A mysterious object, 2016 WF9, will be cruising past Earth next month. Since it has unusual characteristics, NASA cannot figure out whether the object is a comet or an asteroid.
The object was found by NASA’s asteroid-and-comet-hunting NEOWISE project on November 27th, 2016. It is believed to be as large as 1 kilometer wide and will be at its closest point to Earth on February 25th, at about 51 million kilometers away.
Scientists at NASA can’t tell whether the object is an asteroid or a comet. Asteroids are usually rocky or metallic, while comets are icy. 2016 WF9 has been noticed to be dark and unreflective.
This would indicate that it is a comet, however it doesn’t have a dust and gas cloud, which are characteristic of comets.

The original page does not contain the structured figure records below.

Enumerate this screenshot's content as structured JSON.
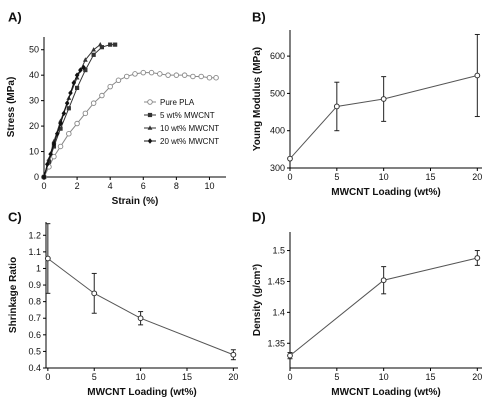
{
  "chart_data": [
    {
      "panel": "A)",
      "type": "line",
      "xlabel": "Strain (%)",
      "ylabel": "Stress (MPa)",
      "xlim": [
        0,
        11
      ],
      "ylim": [
        0,
        55
      ],
      "xticks": [
        0,
        2,
        4,
        6,
        8,
        10
      ],
      "yticks": [
        0,
        10,
        20,
        30,
        40,
        50
      ],
      "grid": false,
      "legend_position": "center-right",
      "series": [
        {
          "name": "Pure PLA",
          "marker": "circle-open",
          "color": "#888888",
          "x": [
            0,
            0.3,
            0.6,
            1.0,
            1.5,
            2.0,
            2.5,
            3.0,
            3.5,
            4.0,
            4.5,
            5.0,
            5.5,
            6.0,
            6.5,
            7.0,
            7.5,
            8.0,
            8.5,
            9.0,
            9.5,
            10.0,
            10.4
          ],
          "y": [
            0,
            4,
            8,
            12,
            17,
            21,
            25,
            29,
            32,
            35.5,
            38,
            39.5,
            40.5,
            41,
            41,
            40.5,
            40,
            40,
            40,
            39.5,
            39.5,
            39,
            39
          ]
        },
        {
          "name": "5 wt% MWCNT",
          "marker": "square",
          "color": "#333333",
          "x": [
            0,
            0.3,
            0.6,
            1.0,
            1.5,
            2.0,
            2.5,
            3.0,
            3.5,
            4.0,
            4.3
          ],
          "y": [
            0,
            6,
            12,
            19,
            27,
            35,
            42,
            48,
            51,
            52,
            52
          ]
        },
        {
          "name": "10 wt% MWCNT",
          "marker": "triangle",
          "color": "#333333",
          "x": [
            0,
            0.3,
            0.6,
            1.0,
            1.5,
            2.0,
            2.5,
            3.0,
            3.4
          ],
          "y": [
            0,
            7,
            14,
            22,
            31,
            39,
            46,
            50,
            52
          ]
        },
        {
          "name": "20 wt% MWCNT",
          "marker": "diamond",
          "color": "#111111",
          "x": [
            0,
            0.2,
            0.4,
            0.6,
            0.8,
            1.0,
            1.2,
            1.4,
            1.6,
            1.8,
            2.0,
            2.2,
            2.4
          ],
          "y": [
            0,
            5,
            9,
            13,
            17,
            21,
            25,
            29,
            33,
            37,
            40,
            42,
            43
          ]
        }
      ]
    },
    {
      "panel": "B)",
      "type": "line",
      "xlabel": "MWCNT Loading (wt%)",
      "ylabel": "Young Modulus (MPa)",
      "xlim": [
        0,
        20.5
      ],
      "ylim": [
        300,
        670
      ],
      "xticks": [
        0,
        5,
        10,
        15,
        20
      ],
      "yticks": [
        300,
        400,
        500,
        600
      ],
      "grid": false,
      "x": [
        0,
        5,
        10,
        20
      ],
      "y": [
        325,
        465,
        485,
        548
      ],
      "err": [
        0,
        65,
        60,
        110
      ]
    },
    {
      "panel": "C)",
      "type": "line",
      "xlabel": "MWCNT Loading (wt%)",
      "ylabel": "Shrinkage Ratio",
      "xlim": [
        -0.2,
        20.5
      ],
      "ylim": [
        0.4,
        1.28
      ],
      "xticks": [
        0,
        5,
        10,
        15,
        20
      ],
      "yticks": [
        0.4,
        0.5,
        0.6,
        0.7,
        0.8,
        0.9,
        1,
        1.1,
        1.2
      ],
      "grid": false,
      "x": [
        0,
        5,
        10,
        20
      ],
      "y": [
        1.06,
        0.85,
        0.7,
        0.48
      ],
      "err": [
        0.21,
        0.12,
        0.04,
        0.03
      ]
    },
    {
      "panel": "D)",
      "type": "line",
      "xlabel": "MWCNT Loading (wt%)",
      "ylabel": "Density (g/cm³)",
      "xlim": [
        0,
        20.5
      ],
      "ylim": [
        1.31,
        1.53
      ],
      "xticks": [
        0,
        5,
        10,
        15,
        20
      ],
      "yticks": [
        1.35,
        1.4,
        1.45,
        1.5
      ],
      "grid": false,
      "x": [
        0,
        10,
        20
      ],
      "y": [
        1.33,
        1.452,
        1.488
      ],
      "err": [
        0.005,
        0.022,
        0.012
      ]
    }
  ]
}
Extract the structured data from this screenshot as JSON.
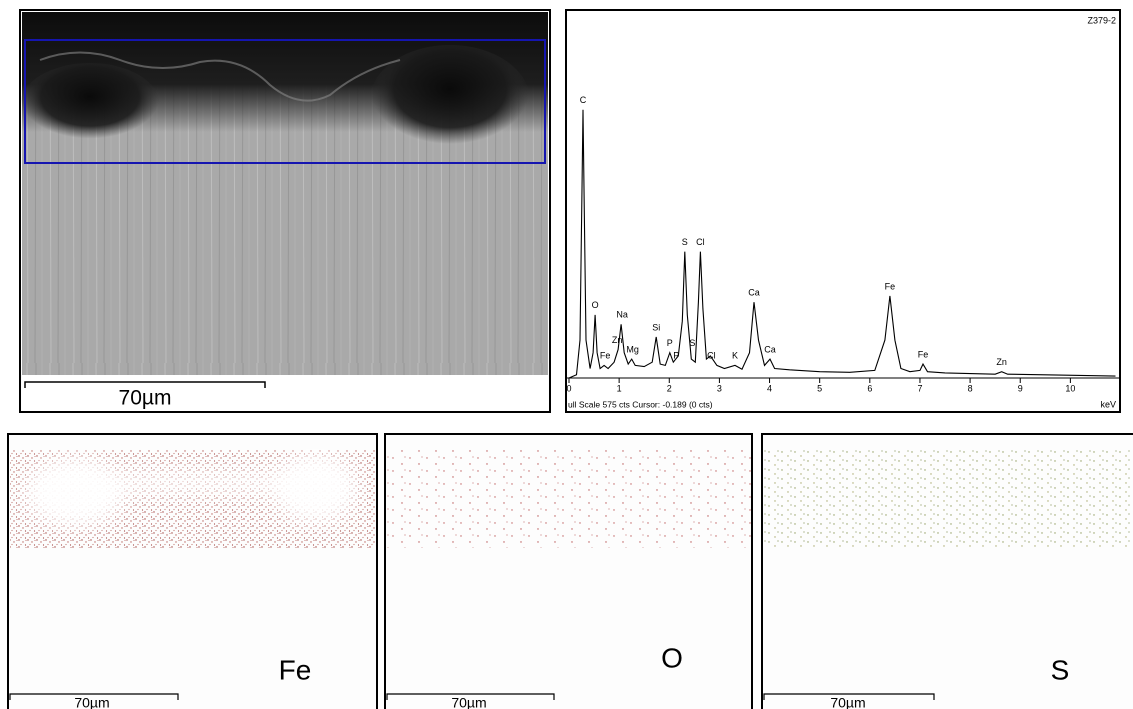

The origin of the comet is also unknown. “2016 WF9 could have cometary origins,” Deputy Principal Investigator James “Gerbs” Bauer at NASA Jet Propulsion Laboratory said. “This object illustrates that the boundary between asteroids and comets is a blurry one; perhaps over time this object has lost the majority of the volatiles that linger on or just under its surface.”
NASA ensures that the object is “not a threat to Earth for the foreseeable future”.
NASA has classified another object, the C/2016 U1 comet, which was spotted last year and is currently cruising around Earth right now.
According to Paul Chodas, manager of NASA’s Center of Near-Earth Object (NEO) Studies at JPL, the C/2016 U1 comet has a good chance of becoming visible through a good pair of binoculars, although we can’t be sure because a comet’s brightness is notoriously unpredictable.”
The comet will be visible to the northern hemisphere during the first week of the January just before dawn. It is reportedly moving farther south each day.